Thursday, January 7, 2010

Hexaware's Data Washing Machine

Today's Eloqua Artisan post is a a second guest post from colleague and friend, Amit Varshneya. In this post, he looks at a topic we've touched on very generally - the contact data washing machine - and shows specifically how he has configured it for his company, Hexaware. As part of his contact washing machine, he also uses a third party service provider to perform some manual steps, which adds an interesting dimension to the process.

Amit is VP, Marketing at Hexaware Technologies ( In this role he oversees the company's marketing initiatives globally to create a preference and demand for Hexaware's service offerings. Amit is the driver and evangelist of the sales marketing funnel measurement process at Hexaware and is a passionate champion of Eloqua.


Aah! The unmistakably fresh scent of neatly scrubbed data!

It’s an accepted fact that data management is an important requirement to be able to run proper segmenting and targeting for marketing campaigns - unclean data reduces the effectiveness of marketing campaigns. Recognizing this, and taking cue from Steve Woods’ concept of the Data Washing Machine, the marketing organization at Hexaware took a comprehensive approach to cleaning our data and then keeping it clean. And what a difference that has made! We have improved:

• Our ability to reach prospects with highly targeted campaigns
• Our time to put together these customized campaigns
• Our relationship with our sales teams

What is clean data? Chris Petko explains this very well in his vlog post with the 3C framework – clean data needs to be Consistent, Complete, Correct.

The Hexaware Data Washing Machine is a mix of automated and manual steps (well, you do need to give the cuffs and collars some extra attention!) that ensures that our data is Consistent, Complete and Correct. Let me share briefly how we did this:

  • Identified a list of required mandatory fields – we laid a scope for ourselves; what fields do we absolutely need for good segmenting? These fields need to be filled in; no matter what the source of data – form submittals, list uploads, CRM integration - these fields need to be complete. Once this is done, it becomes a lot easier to measure “completeness”.

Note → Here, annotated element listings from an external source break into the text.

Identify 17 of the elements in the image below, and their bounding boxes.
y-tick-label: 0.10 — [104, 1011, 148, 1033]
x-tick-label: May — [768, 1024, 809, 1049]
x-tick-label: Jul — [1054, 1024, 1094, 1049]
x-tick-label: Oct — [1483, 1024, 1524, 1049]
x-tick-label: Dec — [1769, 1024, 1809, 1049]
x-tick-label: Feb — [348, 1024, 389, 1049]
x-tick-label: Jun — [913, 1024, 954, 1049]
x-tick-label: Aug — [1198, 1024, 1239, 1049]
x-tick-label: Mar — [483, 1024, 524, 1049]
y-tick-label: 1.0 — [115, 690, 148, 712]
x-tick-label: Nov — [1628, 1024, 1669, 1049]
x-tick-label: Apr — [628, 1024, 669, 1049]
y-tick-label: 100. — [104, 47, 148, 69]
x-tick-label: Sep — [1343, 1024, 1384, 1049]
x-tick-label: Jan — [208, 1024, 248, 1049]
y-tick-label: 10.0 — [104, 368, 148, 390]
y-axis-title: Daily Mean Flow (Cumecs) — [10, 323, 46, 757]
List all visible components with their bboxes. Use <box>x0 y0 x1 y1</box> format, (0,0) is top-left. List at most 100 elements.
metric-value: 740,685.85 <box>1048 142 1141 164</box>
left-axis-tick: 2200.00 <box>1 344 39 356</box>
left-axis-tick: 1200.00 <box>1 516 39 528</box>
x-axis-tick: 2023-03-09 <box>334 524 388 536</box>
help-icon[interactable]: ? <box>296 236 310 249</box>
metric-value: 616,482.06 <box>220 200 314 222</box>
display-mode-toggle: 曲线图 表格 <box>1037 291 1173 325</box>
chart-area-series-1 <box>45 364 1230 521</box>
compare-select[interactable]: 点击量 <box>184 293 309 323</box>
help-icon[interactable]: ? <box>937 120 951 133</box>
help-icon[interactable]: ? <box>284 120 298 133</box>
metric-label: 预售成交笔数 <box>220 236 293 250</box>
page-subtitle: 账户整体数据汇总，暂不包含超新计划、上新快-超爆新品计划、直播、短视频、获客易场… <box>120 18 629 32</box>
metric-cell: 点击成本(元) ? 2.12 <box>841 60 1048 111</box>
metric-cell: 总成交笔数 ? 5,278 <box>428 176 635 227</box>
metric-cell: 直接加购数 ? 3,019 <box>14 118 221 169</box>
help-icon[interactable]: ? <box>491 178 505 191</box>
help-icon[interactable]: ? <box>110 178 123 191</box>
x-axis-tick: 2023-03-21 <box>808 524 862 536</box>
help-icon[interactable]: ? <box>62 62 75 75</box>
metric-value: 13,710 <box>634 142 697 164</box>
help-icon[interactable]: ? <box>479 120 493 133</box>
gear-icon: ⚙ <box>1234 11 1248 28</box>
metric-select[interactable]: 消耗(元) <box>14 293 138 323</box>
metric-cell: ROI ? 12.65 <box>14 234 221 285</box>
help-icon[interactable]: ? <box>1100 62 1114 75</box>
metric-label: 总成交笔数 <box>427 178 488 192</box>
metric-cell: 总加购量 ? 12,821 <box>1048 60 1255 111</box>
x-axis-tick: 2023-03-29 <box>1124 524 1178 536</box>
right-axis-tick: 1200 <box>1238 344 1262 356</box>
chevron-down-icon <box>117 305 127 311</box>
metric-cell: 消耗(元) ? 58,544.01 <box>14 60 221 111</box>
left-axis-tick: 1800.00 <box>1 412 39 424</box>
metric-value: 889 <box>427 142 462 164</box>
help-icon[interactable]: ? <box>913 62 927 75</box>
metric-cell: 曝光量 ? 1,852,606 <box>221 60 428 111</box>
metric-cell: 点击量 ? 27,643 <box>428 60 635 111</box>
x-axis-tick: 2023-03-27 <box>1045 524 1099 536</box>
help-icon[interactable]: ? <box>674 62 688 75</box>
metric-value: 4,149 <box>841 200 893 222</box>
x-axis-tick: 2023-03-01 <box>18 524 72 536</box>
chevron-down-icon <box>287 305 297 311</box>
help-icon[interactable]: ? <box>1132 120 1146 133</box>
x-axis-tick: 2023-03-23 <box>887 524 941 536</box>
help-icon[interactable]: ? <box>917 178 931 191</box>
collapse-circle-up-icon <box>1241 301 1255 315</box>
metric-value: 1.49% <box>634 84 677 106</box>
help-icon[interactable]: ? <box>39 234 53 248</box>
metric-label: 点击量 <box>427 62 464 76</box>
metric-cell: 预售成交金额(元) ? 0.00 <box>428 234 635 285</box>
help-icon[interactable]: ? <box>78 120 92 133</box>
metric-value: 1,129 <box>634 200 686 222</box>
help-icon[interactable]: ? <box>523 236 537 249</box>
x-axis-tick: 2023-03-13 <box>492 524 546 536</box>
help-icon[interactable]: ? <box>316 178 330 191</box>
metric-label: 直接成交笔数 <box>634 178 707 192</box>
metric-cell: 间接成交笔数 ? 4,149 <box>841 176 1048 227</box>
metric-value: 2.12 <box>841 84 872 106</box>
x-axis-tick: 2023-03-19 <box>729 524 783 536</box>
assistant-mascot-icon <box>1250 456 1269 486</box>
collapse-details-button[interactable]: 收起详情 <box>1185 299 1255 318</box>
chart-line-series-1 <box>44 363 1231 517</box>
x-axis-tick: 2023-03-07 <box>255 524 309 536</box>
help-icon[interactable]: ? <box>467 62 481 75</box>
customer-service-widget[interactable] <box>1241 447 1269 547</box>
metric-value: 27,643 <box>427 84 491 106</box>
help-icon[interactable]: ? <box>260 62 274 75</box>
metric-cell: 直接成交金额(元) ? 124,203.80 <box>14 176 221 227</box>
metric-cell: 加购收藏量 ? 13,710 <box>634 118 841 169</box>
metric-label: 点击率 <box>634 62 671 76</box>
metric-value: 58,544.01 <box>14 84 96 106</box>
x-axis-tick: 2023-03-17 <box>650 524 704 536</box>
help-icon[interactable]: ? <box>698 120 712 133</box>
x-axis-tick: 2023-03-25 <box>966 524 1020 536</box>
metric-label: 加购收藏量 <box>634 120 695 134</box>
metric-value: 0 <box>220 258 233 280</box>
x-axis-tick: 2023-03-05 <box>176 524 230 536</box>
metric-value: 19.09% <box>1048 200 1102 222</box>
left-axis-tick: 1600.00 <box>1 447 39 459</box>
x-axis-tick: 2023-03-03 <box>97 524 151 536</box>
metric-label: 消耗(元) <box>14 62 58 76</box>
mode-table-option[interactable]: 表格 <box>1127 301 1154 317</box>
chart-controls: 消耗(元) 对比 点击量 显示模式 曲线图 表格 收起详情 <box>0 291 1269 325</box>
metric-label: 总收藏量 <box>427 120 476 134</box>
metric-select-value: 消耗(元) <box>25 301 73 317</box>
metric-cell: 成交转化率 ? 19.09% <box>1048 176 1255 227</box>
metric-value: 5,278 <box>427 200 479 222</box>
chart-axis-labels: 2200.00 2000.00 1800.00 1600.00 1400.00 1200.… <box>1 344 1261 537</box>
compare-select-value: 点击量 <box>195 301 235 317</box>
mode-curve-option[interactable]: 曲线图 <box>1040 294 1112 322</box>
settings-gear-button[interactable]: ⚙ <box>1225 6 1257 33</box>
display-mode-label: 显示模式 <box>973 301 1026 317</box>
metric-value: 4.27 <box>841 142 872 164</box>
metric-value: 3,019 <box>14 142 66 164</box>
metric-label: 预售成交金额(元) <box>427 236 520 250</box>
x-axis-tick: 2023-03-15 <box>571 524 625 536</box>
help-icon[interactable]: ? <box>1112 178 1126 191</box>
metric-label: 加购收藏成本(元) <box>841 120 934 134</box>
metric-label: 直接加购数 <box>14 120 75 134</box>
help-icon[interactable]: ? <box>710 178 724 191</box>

  • Decided on a standard list of values for some of these fields - Industry, Country, Salutation, lead source etc. These fields can have only one of the standard values. We then published these. (When Marketing Managers request segment lists, campaigns or reports they can check off the published values they need). Consistency

  • Data Templates with these required mandatory fields and standardized values were also defined and published – this helped guide all incoming data uploads, as well as form creation and CRM integration activities. Consistency.

  • We then put in place an automated Program that helps us manage completeness and correctness of data. This program runs on the 4th of every month and does the following:

    • Identifies data modified or added in the last month

    • Isolates into a bucket all incomplete data. This was a more important step for the very first time; now this step helps us identify any faulty imports and take corrective action.

    • Isolates competitors and ISP emails (we only correspond with corporate email addresses). This helps us keep our data fresh and relevant. These records are deleted from the database.

    • Isolates bouncebacks. These records are deleted after a check for obvious typos.

    • Isolates unsubscriptions. No action is taken on these records – however this is reported to indicate overall health of the database.

  • Once this program successfully runs, these buckets are handed over to our dedicated data desk. The data desk is manned by trained data experts and has been setup in our offshore BPO subsidiary – CaliberPoint (CaliberPoint specializes in data management processes and being an India based offshore setup, affords us significant cost savings). This data desk does the following:

    • Scans through records for any data consistency issues (like where the data is all Uppercase, or where conversational name of company is not being used. This can be a substantial challenge for personalization)

    • Scans through email bounceback records for typos (eg. Any email addresses that have a comma (“,”) etc)

    • Scans and identifies any bad/dummy data (Mickey Mouse records, asdfs, abcs, etc)

    • Scans through any incomplete records (as mentioned earlier the numbers in this bucket have progressively reduced in every run as expected)

This washing machine has been in place the last 5 months and in that time has tremendously improved our segmenting and targeting capability and effectiveness. We’re still learning and making adjustments to it along the way. If you have any suggestions, I would love to hear them. Thanks!